Ordinarily she would have called Jenny. What is this? she would have railed at her. Bureaucratic blindness? This is why American science is falling behind—the great corporate quashing of innovation for the sake of profit. Or she would have tried to persuade her of the benefits of continuing the research—she would have argued for the moral necessity of pursuing this research, and gotten nowhere. She would have searched for more practical-minded, innovative arguments for how, ultimately, even such a tiny market could be turned into a piece of the profit puzzle. Jenny had a powerful voice. If she could be swayed, she could sway others.

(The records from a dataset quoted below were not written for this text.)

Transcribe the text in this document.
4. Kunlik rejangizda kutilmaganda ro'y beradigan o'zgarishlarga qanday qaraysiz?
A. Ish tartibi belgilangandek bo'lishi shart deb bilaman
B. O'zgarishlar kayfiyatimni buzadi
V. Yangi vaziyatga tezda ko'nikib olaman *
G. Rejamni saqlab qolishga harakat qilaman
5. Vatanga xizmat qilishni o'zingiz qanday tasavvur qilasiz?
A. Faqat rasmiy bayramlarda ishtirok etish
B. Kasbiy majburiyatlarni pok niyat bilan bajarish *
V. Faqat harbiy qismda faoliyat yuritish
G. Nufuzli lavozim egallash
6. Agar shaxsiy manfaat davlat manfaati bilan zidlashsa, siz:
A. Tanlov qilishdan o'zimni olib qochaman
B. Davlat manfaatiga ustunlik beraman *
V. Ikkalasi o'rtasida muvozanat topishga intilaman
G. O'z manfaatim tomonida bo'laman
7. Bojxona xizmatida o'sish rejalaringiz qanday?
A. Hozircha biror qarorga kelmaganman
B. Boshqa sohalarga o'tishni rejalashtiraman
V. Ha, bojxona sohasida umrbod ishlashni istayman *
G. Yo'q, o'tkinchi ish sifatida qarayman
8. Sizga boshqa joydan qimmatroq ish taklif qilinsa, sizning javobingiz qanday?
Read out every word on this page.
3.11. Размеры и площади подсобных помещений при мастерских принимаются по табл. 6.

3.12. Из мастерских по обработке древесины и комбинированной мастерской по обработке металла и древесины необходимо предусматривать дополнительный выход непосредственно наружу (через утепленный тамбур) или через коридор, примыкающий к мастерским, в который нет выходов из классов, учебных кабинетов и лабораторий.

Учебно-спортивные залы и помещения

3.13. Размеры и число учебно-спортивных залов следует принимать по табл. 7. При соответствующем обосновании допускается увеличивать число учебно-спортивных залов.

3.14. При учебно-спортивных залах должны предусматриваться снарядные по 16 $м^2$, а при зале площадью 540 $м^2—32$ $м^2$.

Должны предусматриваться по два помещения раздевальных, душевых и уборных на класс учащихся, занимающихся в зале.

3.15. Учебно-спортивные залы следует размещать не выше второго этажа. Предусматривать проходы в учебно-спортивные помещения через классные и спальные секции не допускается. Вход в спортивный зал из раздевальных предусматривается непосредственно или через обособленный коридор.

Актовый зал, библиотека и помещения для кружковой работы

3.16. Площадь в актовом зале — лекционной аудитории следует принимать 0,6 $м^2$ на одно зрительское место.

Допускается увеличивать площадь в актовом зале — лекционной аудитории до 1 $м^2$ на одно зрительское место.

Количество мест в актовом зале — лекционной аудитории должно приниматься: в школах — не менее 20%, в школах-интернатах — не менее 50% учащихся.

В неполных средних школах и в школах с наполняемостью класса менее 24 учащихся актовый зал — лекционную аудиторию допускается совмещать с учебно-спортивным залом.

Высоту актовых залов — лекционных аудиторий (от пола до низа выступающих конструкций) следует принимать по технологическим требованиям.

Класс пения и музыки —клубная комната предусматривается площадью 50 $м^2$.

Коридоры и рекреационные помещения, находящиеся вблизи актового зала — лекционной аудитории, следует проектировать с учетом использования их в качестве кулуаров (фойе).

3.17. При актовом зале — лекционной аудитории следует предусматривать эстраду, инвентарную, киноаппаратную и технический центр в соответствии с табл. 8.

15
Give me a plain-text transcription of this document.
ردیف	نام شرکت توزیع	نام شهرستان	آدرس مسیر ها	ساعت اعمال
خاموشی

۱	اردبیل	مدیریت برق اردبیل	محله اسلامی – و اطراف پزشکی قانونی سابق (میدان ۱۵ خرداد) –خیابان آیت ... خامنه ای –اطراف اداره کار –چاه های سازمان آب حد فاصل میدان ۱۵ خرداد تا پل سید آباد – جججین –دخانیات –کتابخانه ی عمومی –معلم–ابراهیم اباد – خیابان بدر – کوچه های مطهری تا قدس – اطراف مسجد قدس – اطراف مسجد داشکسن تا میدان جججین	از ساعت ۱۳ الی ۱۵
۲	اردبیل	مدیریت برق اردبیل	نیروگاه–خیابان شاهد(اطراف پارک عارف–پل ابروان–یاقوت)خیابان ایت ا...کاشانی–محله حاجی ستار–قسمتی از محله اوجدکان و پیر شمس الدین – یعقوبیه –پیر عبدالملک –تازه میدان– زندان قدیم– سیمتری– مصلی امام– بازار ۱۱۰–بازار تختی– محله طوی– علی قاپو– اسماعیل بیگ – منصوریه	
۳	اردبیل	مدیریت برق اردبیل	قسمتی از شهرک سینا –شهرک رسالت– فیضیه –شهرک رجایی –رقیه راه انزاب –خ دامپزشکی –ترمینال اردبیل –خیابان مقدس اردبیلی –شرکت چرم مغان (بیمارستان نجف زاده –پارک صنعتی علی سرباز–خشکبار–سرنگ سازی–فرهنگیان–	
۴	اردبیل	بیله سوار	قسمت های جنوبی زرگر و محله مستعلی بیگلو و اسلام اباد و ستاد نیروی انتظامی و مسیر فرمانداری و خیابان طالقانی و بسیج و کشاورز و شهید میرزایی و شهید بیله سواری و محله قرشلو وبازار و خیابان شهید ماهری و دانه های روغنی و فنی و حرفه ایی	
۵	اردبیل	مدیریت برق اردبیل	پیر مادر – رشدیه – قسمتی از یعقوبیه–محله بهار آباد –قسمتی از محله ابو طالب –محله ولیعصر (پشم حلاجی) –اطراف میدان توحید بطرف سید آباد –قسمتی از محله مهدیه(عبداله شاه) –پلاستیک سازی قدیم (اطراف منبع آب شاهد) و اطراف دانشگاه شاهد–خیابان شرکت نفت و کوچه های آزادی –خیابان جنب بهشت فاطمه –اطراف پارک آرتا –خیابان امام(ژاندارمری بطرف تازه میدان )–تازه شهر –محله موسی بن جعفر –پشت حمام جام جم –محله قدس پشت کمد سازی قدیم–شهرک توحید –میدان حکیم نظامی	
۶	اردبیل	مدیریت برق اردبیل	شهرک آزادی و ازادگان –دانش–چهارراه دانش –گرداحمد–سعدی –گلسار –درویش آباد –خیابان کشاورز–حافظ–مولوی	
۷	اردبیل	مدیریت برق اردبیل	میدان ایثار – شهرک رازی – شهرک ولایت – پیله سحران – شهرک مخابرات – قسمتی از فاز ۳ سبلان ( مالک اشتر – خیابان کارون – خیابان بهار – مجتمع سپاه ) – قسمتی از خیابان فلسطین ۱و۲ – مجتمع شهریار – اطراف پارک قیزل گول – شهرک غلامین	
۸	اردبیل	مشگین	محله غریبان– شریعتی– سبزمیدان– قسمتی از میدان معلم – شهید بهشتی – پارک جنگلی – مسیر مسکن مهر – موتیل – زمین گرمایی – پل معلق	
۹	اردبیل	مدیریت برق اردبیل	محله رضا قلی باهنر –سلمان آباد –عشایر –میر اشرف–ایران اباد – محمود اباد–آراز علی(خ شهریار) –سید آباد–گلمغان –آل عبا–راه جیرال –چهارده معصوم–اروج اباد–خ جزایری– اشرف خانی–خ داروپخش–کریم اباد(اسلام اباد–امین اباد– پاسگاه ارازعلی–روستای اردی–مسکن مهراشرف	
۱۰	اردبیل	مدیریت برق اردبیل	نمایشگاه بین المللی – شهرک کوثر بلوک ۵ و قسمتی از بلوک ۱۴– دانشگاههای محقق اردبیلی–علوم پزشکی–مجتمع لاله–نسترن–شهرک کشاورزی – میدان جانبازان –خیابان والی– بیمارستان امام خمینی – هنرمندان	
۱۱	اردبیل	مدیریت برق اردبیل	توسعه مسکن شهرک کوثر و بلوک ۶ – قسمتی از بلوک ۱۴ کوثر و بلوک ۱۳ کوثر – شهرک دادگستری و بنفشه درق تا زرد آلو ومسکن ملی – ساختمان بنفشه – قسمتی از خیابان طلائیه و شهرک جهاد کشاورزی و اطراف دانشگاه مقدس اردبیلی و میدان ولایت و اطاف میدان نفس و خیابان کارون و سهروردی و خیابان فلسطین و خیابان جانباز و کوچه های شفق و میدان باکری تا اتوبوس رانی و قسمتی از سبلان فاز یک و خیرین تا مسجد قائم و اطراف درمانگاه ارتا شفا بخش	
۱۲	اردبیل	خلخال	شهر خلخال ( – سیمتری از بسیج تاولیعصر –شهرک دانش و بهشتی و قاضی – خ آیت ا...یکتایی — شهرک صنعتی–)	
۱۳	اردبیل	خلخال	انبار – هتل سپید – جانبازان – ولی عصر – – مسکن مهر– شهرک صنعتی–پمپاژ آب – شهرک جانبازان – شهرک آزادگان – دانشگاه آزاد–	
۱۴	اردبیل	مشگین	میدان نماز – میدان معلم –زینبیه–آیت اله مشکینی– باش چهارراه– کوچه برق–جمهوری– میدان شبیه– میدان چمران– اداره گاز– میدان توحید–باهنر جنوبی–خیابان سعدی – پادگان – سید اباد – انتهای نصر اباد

But given the present circumstances, Elise did not do this. And there was, in a way, some relief that accompanied this. Because if Elise really thought about it—if Elise really imagined the conversation they would have—she knew what side Jenny would take. It was the elephant that had stood in the room between them ever since Elise had joined Genron. And their friendship was the reason Elise did not want to look at it.
When Elise arrived home, Chrissy and the boys were ready to go. Chrissy had packed a bag of homemade sesame noodle salad, wine, and mini-Playmobil sets for each of the kids. And she had dressed the boys in their cutest Angela Noyes–knit sweaters and baby jeans, and put her own hair back in a pretty, turquoise-studded clip. The whole scene made Elise, on top of everything else, feel like resting her head against the steering wheel and going to sleep. But instead, she climbed out and handed Chrissy the flowers, scooped up the boys, and tried to be normal and warm and unembittered.
This did not fool Chrissy. “What’s wrong?” She frowned. “I know my family can be—”
“It has nothing to do with the party,” Elise said.
Chrissy raised her eyebrows. Nigel looked up at Elise searchingly. “It’s fine, it’s fine, it’s fine, it’s fine,” Elise said, shaking her head against his warm, soft hair. “Just give me a minute.”